As we noted in our Quarterly Commentary, 2016 has begun with extremely tumultuous markets; the S&P/TSX Composite is down 7.9% so far this year, while the S&P 500, NASDAQ, and Dow Jones indices are down 8.7%, 11.2%, and 8.8%, respectively. The rout began with contagion from falling Chinese markets, and has been sustained due to a continued crash in oil prices. The supply-demand equilibrium for the oil market has been out of whack for some time, thanks largely to the US fracking boom, as well as the looming threat of Iran’s re-entrance to the market, a strengthening USD, and continued pumping from both the US and the major Gulf countries. Virtually all of these developments have contributed to further weakness in oil prices moving into 2016. This weakness in oil has an obviously negative impact on our Canadian markets and currency, which – along with general global market contagion – is the primary reason for our own weak markets at home. Fuelling the fire this weak has been some disappointing economic data out of the US, as Industrial production, manufacturing and retail sales data announcements all failed to beat expectations. Simply put, investors have been spooked into exiting the market en masse, and very few investors maintain enough vindication to jump in and support the market through purchasing stocks.
It is hoped, however, that this volatility will be contained and short-lived, for a number of reasons. The first pillar of the argument hinges on technical analysis, where virtually every key metric is indicating an ‘oversold’ market. Typically, when a market is oversold, a rebound is expected in the near term. Typical metrics for this argument are the number of stocks above their 10-day moving averages, which is very low, as well as the nearing of market prices to key levels which have acted as extremely strong support in the past. Just as stocks cannot rise indefinitely, they also cannot fall indefinitely. Another point, stated by Tom Lee, Managing Director and Head of Research for Fundstrat Global Advisors, is that the downside of the market has been accentuated due to a lack of conviction from the market bulls. These are uncertain times, and many market bulls are awaiting economic data which reaffirms their position, or even just less market volatility, before they begin to entrench their positions for the year. Speaking to volatility, Tony Dwyer, the Chief US Market Strategist for Canaccord Genuity, notes that the VIX (a measure of volatility) has sustained a reading of above 20 for the duration of 2016, so far.
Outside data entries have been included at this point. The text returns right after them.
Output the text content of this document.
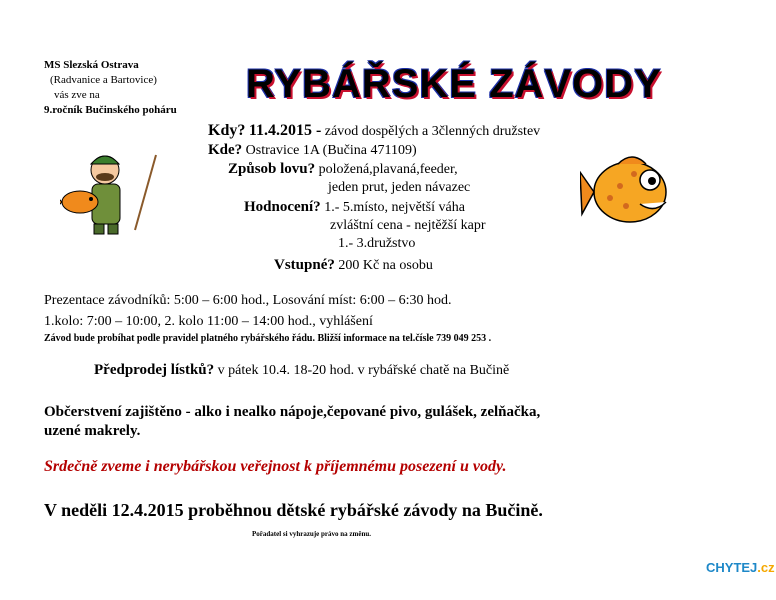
MS Slezská Ostrava
(Radvanice a Bartovice)
vás zve na
9.ročník Bučinského poháru
RYBÁŘSKÉ ZÁVODY
Kdy? 11.4.2015 - závod dospělých a 3členných družstev
Kde? Ostravice 1A (Bučina 471109)
Způsob lovu? položená,plavaná,feeder,
jeden prut, jeden návazec
Hodnocení? 1.- 5.místo, největší váha
zvláštní cena - nejtěžší kapr
1.- 3.družstvo
Vstupné? 200 Kč na osobu
Prezentace závodníků: 5:00 – 6:00 hod., Losování míst: 6:00 – 6:30 hod.
1.kolo: 7:00 – 10:00, 2. kolo 11:00 – 14:00 hod., vyhlášení
Závod bude probíhat podle pravidel platného rybářského řádu. Bližší informace na tel.čísle 739 049 253 .
Předprodej lístků? v pátek 10.4. 18-20 hod. v rybářské chatě na Bučině
Občerstvení zajištěno - alko i nealko nápoje,čepované pivo, gulášek, zelňačka,
uzené makrely.
Srdečně zveme i nerybářskou veřejnost k příjemnému posezení u vody.
V neděli 12.4.2015 proběhnou dětské rybářské závody na Bučině.
Pořadatel si vyhrazuje právo na změnu.
CHYTEJ.cz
Historically, when such sustained volatility occurs, Dwyer notes, there have been market rallies for the ensuing 30, 60 and 90 day periods following the end of the volatile period. Dwyer also referenced the Investor Intelligence sentiment survey, which recently reported only 28.6% of respondents as being bullish. Typically used as a contrarian indicator, this reading has only fallen below 25% twice in recorded history, once at the market bottom in 2008, and once in 1994 during another Fed interest rate hike period; both readings pre-dated strong rallies.
Although we cannot say that the current market volatility will, with 100% probability, be rectified in the near future, we would like to indicate that there are a number of indicators and strong opinions which suggest that we should see happier times as early as next week. Reading current news headlines, it is easy to believe that the world is falling apart, but we remain of the belief that this is not 2008, and we are not on the precipice of a total market collapse. Every secular bull market has its cyclical bear markets and short-term corrections, and we are hopeful that this is nothing more than that.
All of the best.
David A. MacNicol,
MacNicol & Associates Asset Management Inc.